SVM可以做線性或者非線性的分類，回歸，甚至異常值檢測。

1. 線性SVM分類

from sklearn.svm import SVC
from sklearn import datasets
import pandas as pd

iris = datasets.load_iris()
X = iris["data"][:, (2, 3)]  # petal length, petal width
y = iris["target"]

setosa_or_versicolor = (y == 0) | (y == 1)
X = X[setosa_or_versicolor]
y = y[setosa_or_versicolor]

# SVM Classifier model
svm_clf = SVC(kernel="linear", C=float("inf"))
svm_clf.fit(X, y)

# Bad models
x0 = np.linspace(0, 5.5, 200)
pred_1 = 5*x0 - 20
pred_2 = x0 - 1.8
pred_3 = 0.1 * x0 + 0.5

def plot_svc_decision_boundary(svm_clf, xmin, xmax):
    w = svm_clf.coef_[0]
    b = svm_clf.intercept_[0]

    # At the decision boundary, w0*x0 + w1*x1 + b = 0
    # => x1 = -w0/w1 * x0 - b/w1
    x0 = np.linspace(xmin, xmax, 200)
    decision_boundary = -w[0]/w[1] * x0 - b/w[1]

    margin = 1/w[1]
    gutter_up = decision_boundary + margin
    gutter_down = decision_boundary - margin

    svs = svm_clf.support_vectors_
    plt.scatter(svs[:, 0], svs[:, 1], s=180, facecolors='#FFAAAA')
    plt.plot(x0, decision_boundary, "k-", linewidth=2)
    plt.plot(x0, gutter_up, "k--", linewidth=2)
    plt.plot(x0, gutter_down, "k--", linewidth=2)

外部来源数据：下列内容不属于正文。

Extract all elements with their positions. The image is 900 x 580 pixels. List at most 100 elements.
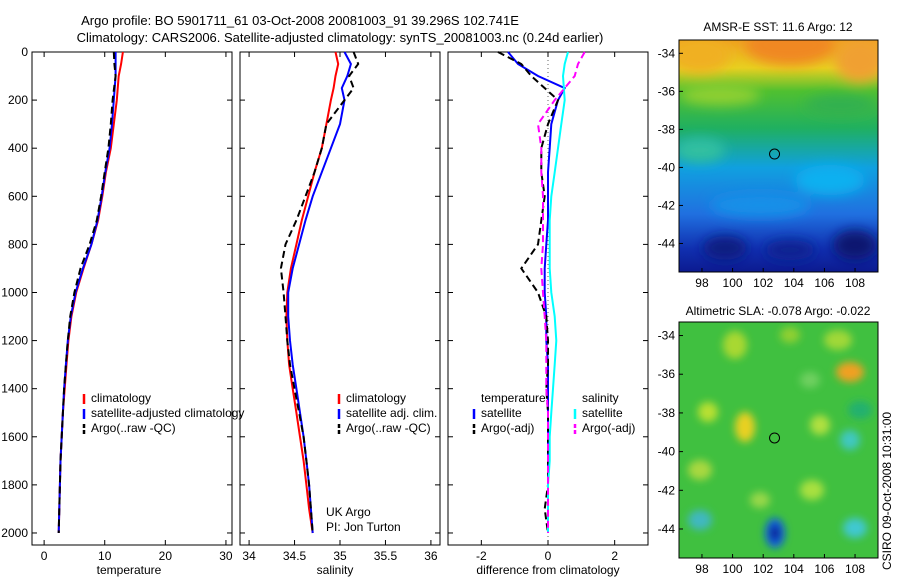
series-line-satellite — [507, 51, 567, 533]
y-tick-label: 1600 — [1, 430, 28, 444]
legend-entry: Argo(..raw -QC) — [346, 421, 431, 435]
map-y-tick-label: -34 — [658, 329, 676, 343]
map-x-tick-label: 102 — [753, 562, 773, 576]
map-y-tick-label: -38 — [658, 122, 676, 136]
series-line-satellite — [547, 51, 569, 533]
salinity-annotation-line-2: PI: Jon Turton — [326, 520, 401, 534]
sst-map-frame — [678, 39, 879, 273]
map-y-tick-label: -42 — [658, 483, 676, 497]
legend-entry: climatology — [346, 391, 406, 405]
salinity-xlabel: salinity — [317, 563, 354, 577]
x-tick-label: 2 — [611, 549, 618, 563]
y-tick-label: 600 — [8, 189, 28, 203]
difference-panel: -2 0 2 difference from climatology tempera… — [447, 51, 649, 577]
sla-map-frame — [678, 321, 879, 559]
side-timestamp-label: CSIRO 09-Oct-2008 10:31:00 — [880, 412, 894, 570]
series-line-argo-adj- — [536, 51, 586, 533]
y-tick-label: 0 — [21, 45, 28, 59]
map-x-tick-label: 98 — [695, 276, 709, 290]
series-line-argo-raw-qc- — [57, 51, 117, 534]
sla-map-title: Altimetric SLA: -0.078 Argo: -0.022 — [686, 304, 871, 318]
y-tick-label: 1000 — [1, 285, 28, 299]
map-x-tick-label: 108 — [845, 276, 865, 290]
temperature-ticks: 0 10 20 30 0 200 400 600 800 1000 1200 1400 1600 1800… — [1, 45, 233, 563]
temperature-panel: 0 10 20 30 0 200 400 600 800 1000 1200 1400 1600 1800… — [1, 45, 244, 577]
map-x-tick-label: 98 — [695, 562, 709, 576]
sst-map-argo-marker — [769, 148, 781, 160]
legend-entry: satellite adj. clim. — [346, 406, 437, 420]
map-y-tick-label: -40 — [658, 445, 676, 459]
legend-header-salinity: salinity — [582, 391, 619, 405]
sst-map-ticks: 98 100 102 104 106 108 -34 -36 -38 -40 -42 -44 — [658, 46, 866, 290]
y-tick-label: 200 — [8, 93, 28, 107]
y-tick-label: 400 — [8, 141, 28, 155]
temperature-xlabel: temperature — [97, 563, 162, 577]
map-x-tick-label: 106 — [814, 276, 834, 290]
map-x-tick-label: 104 — [784, 276, 804, 290]
x-tick-label: 20 — [159, 549, 173, 563]
series-line-climatology — [57, 51, 124, 534]
x-tick-label: 0 — [545, 549, 552, 563]
sst-map-panel: AMSR-E SST: 11.6 Argo: 12 98 100 102 104 106… — [658, 20, 879, 290]
legend-entry: satellite-adjusted climatology — [91, 406, 244, 420]
temperature-axes-box — [31, 51, 233, 546]
map-y-tick-label: -40 — [658, 160, 676, 174]
map-y-tick-label: -42 — [658, 198, 676, 212]
map-x-tick-label: 106 — [814, 562, 834, 576]
x-tick-label: 35.5 — [374, 549, 398, 563]
difference-series — [497, 51, 586, 534]
difference-xlabel: difference from climatology — [476, 563, 619, 577]
x-tick-label: 35 — [333, 549, 347, 563]
y-tick-label: 1200 — [1, 334, 28, 348]
salinity-annotation-line-1: UK Argo — [326, 505, 371, 519]
map-x-tick-label: 102 — [753, 276, 773, 290]
y-tick-label: 1400 — [1, 382, 28, 396]
legend-entry: satellite — [582, 406, 623, 420]
x-tick-label: 30 — [219, 549, 233, 563]
x-tick-label: 36 — [424, 549, 438, 563]
title-line-2: Climatology: CARS2006. Satellite-adjuste… — [77, 30, 604, 45]
map-y-tick-label: -34 — [658, 46, 676, 60]
map-y-tick-label: -36 — [658, 84, 676, 98]
sla-map-argo-marker — [769, 432, 781, 444]
x-tick-label: 0 — [41, 549, 48, 563]
map-y-tick-label: -44 — [658, 236, 676, 250]
x-tick-label: 34.5 — [283, 549, 307, 563]
series-line-argo-raw-qc- — [279, 51, 360, 534]
legend-entry: satellite — [481, 406, 522, 420]
legend-entry: Argo(..raw -QC) — [91, 421, 176, 435]
legend-entry: Argo(-adj) — [582, 421, 635, 435]
map-x-tick-label: 104 — [784, 562, 804, 576]
series-line-climatology — [285, 51, 340, 534]
y-tick-label: 1800 — [1, 478, 28, 492]
legend-entry: Argo(-adj) — [481, 421, 534, 435]
y-tick-label: 2000 — [1, 526, 28, 540]
series-line-satellite-adjusted-climatology — [57, 52, 117, 534]
difference-legend: temperature salinitysatelliteArgo(-adj)sa… — [472, 391, 635, 435]
x-tick-label: 10 — [98, 549, 112, 563]
sla-map-ticks: 98 100 102 104 106 108 -34 -36 -38 -40 -42 -44 — [658, 329, 866, 576]
legend-entry: climatology — [91, 391, 151, 405]
difference-ticks: -2 0 2 — [448, 51, 648, 563]
salinity-ticks: 34 34.5 35 35.5 36 — [240, 51, 440, 563]
salinity-panel: 34 34.5 35 35.5 36 salinity climatologysatel… — [239, 51, 441, 577]
x-tick-label: 34 — [242, 549, 256, 563]
map-y-tick-label: -36 — [658, 367, 676, 381]
x-tick-label: -2 — [476, 549, 487, 563]
map-x-tick-label: 100 — [723, 562, 743, 576]
legend-header-temperature: temperature — [481, 391, 546, 405]
title-line-1: Argo profile: BO 5901711_61 03-Oct-2008 … — [81, 13, 519, 28]
sla-map-panel: Altimetric SLA: -0.078 Argo: -0.022 — [658, 304, 879, 576]
map-y-tick-label: -38 — [658, 406, 676, 420]
map-x-tick-label: 100 — [723, 276, 743, 290]
map-x-tick-label: 108 — [845, 562, 865, 576]
map-y-tick-label: -44 — [658, 522, 676, 536]
salinity-series — [279, 51, 360, 534]
temperature-series — [57, 51, 124, 534]
y-tick-label: 800 — [8, 237, 28, 251]
sla-map-field — [679, 322, 878, 558]
sst-map-title: AMSR-E SST: 11.6 Argo: 12 — [703, 20, 853, 34]
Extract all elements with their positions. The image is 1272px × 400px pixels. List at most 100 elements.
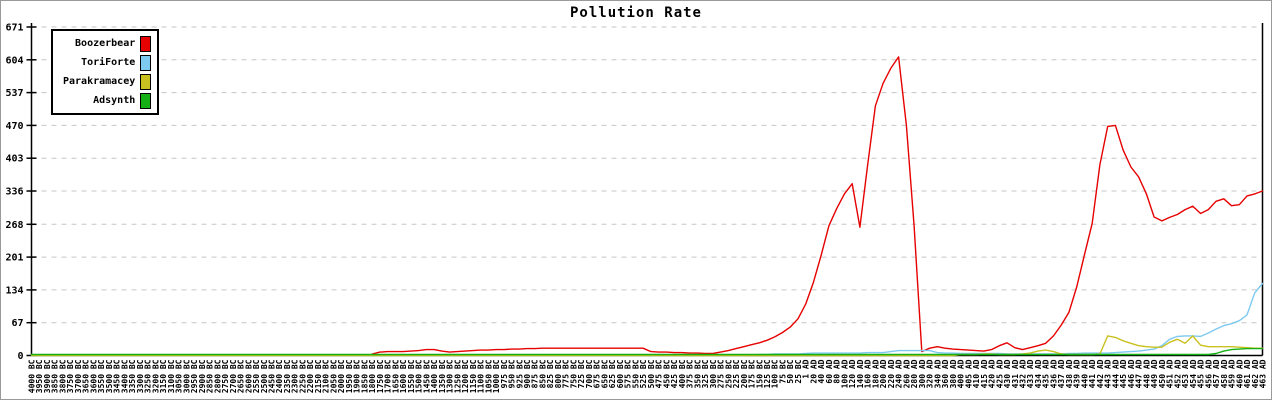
x-tick-label: 325 BC (701, 359, 710, 388)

plt.figure(figsize=(12,2.7))

plt.subplot(121)
plt.plot(x0, pred_1, "g--", linewidth=2)
plt.plot(x0, pred_2, "m-", linewidth=2)
plt.plot(x0, pred_3, "r-", linewidth=2)
plt.plot(X[:, 0][y==1], X[:, 1][y==1], "bs", label="Iris-Versicolor")
plt.plot(X[:, 0][y==0], X[:, 1][y==0], "yo", label="Iris-Setosa")
plt.xlabel("Petal length", fontsize=14)
plt.ylabel("Petal width", fontsize=14)
plt.legend(loc="upper left", fontsize=14)
plt.axis([0, 5.5, 0, 2])

plt.subplot(122)
plot_svc_decision_boundary(svm_clf, 0, 5.5)
plt.plot(X[:, 0][y==1], X[:, 1][y==1], "bs")
plt.plot(X[:, 0][y==0], X[:, 1][y==0], "yo")
plt.xlabel("Petal length", fontsize=14)
plt.axis([0, 5.5, 0, 2])

plt.show()

iris數(shù)據(jù)集

左圖顯示了三種可能的線性分類器的判定邊界。其中用虛線表示的線性模型判定邊界很差，甚至不能正確地劃分類別。另外兩個線性模型在這個數(shù)據(jù)集表現(xiàn)的很好，但是它們的判定邊界很靠近樣本點，在新的數(shù)據(jù)上可能不會表現(xiàn)的很好。相比之下，右邊圖中SVM 分類器的判定邊界實線，不僅分開了兩種類別，而且還盡可能地遠離了最靠近的訓練數(shù)據(jù)點。可以認為 SVM 分類器在兩種類別之間保持了一條盡可能寬敞的街道（圖中平行的虛線），其被稱為最大間隔分類。
注意到添加更多的樣本點在“街道”外并不會影響到判定邊界，因為判定邊界是由位于“街道”邊緣的樣本點確定的，這些樣本點被稱為“支持向量”（右圖中被圈出來的點）

SVM 對特征縮放比較敏感

軟間隔分類

如果我們嚴格地規(guī)定所有的數(shù)據(jù)都不在“街道”上，都在正確地兩邊，稱為硬間隔分類，硬間隔分類有兩個問題，第一，只對線性可分的數(shù)據(jù)起作用，第二，對異常點敏感。下圖顯示了只有一個異常點的鳶尾花數(shù)據(jù)集：左邊的圖中很難找到硬間隔，它很難一般化。

硬間隔分類

為了避免上述的問題，我們更傾向于使用更加軟性的模型。目的在保持“街道”盡可能大和避免間隔違規(guī)（例如：數(shù)據(jù)點出現(xiàn)在“街道”中央或者甚至在錯誤的一邊）之間找到一個良好的平衡。這就是軟間隔分類。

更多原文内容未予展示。